8. Dan Graham at Francesca Minini
Now—May 4
Guiding viewers as actors and observers, Dan Graham’s pavilions confound typical dynamics of time, reflection, and spectatorship. Crafted in glass that is both transparent and reflective, the space plays with perception, allowing participants on one side to see themselves, the structure, and a parallel audience on the other side, as image, subject, response, and public. In a conceptual dialogue—between artist, audience, and object—about perception and interaction, Graham also encourages sheer wonderment and sensitivity. The exhibition will display models and projects, which Graham considers autonomous sculpture.
HOTELS
9. STRAFhotel&bar
This STRAF project, encompassing a stunning hotel and vibrant bar, is an architectural and artistic gem. Chosen for their natural components, the materials making up the hotel (such as burnished brass, oxidized copper, concrete and mirrored walls, and industrial iron panels) evoke sophisticated tastes. Moving away from clichéd hotel concepts, STRAF has personalized the design of the rooms to expand spaces with illusionary perspectives. “I imagine the STRAF hotel as a type of installation; a concept from which I began to extract a multitude of elements associated with contemporary art,” said architect and interior designer Vincenzo De Cotiis.

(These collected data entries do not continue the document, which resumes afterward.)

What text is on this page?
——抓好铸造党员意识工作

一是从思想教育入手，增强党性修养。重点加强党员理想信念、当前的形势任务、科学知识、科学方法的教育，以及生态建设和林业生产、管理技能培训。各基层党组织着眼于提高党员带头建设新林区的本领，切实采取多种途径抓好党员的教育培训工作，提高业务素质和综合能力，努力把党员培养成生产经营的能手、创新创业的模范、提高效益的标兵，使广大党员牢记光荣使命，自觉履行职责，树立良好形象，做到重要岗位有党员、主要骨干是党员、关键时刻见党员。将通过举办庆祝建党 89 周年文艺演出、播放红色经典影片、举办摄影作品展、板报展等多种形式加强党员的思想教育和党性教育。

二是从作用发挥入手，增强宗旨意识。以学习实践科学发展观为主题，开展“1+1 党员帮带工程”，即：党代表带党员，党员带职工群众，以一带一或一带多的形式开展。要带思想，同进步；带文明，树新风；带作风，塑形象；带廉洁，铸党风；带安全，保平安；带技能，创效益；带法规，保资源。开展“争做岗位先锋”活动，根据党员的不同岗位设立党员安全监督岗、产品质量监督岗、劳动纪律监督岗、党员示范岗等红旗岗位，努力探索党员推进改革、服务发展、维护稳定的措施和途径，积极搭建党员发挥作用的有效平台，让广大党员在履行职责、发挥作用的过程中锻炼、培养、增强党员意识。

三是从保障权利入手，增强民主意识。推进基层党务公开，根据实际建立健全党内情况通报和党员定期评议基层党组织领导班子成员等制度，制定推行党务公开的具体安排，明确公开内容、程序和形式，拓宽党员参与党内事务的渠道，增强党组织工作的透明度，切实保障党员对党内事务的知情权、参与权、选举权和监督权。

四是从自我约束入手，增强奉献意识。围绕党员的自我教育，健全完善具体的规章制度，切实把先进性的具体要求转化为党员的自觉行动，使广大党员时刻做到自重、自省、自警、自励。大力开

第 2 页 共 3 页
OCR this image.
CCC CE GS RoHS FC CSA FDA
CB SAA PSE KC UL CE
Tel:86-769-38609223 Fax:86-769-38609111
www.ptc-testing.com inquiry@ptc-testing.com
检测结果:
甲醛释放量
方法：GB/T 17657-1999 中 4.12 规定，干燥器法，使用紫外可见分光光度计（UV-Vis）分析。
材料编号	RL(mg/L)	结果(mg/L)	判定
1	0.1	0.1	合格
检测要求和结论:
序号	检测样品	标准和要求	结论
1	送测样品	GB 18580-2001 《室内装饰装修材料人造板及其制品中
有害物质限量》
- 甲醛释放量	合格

10. The Bvlgari Hotel Milano
In 2004, this location opened in Brera as the first Bulgari hotel. At the heart of classic and contemporary design, the hotel offers 58 elegant guest rooms and suites, relaxing public spaces, a new spa collection, a restaurant and a private dining room, a lush garden, a cigar room, two boardrooms, and sketches of Bulgari jewelry in each room.
RESTAURANTS & BARS
11. Cova
The historic patisserie owned by LVMH, Cova, is celebrating its 200th anniversary. Complemented by an outside terrace, the establishment welcomes guests inside to explore a selection of products—such as small, handmade patisseries and traditional recipes.
12. Terraza Duomo 21
A true dining destination just steps from Milan’s iconic church, Terrazza Duomo 21 is a premier venue for a one-of-a-kind experience. Offering everything from casual bites to fine dining fare, the stunning restaurant also welcomes guests to expansive multilevel spaces with floor-to-ceiling windows overlooking Duomo Square. Known to host fashion shows, corporate events, concerts, and more, the space also shines as an intimate spot where guests can relax.
SHOPPING
13. 10 Corso Como
Set in the inner courtyard of a traditional Milanese palazzo, 10 Corso Como, designed by Kris Ruhs, is as much a cultural exploration as it is a shopping destination. The multifunctional space for meeting and mingling features a gallery, a bookshop, a fashion-focused store, a restaurant and café, a rooftop garden, and a three-room hotel.
14. Moooi
Opening in celebration of Salone del Mobile, this latest Moooi location is brand new to Milan. The space is transformed into a whimsical and luxurious haven where guests can explore new developments in interior design and be submerged in the full Moooi brand experience.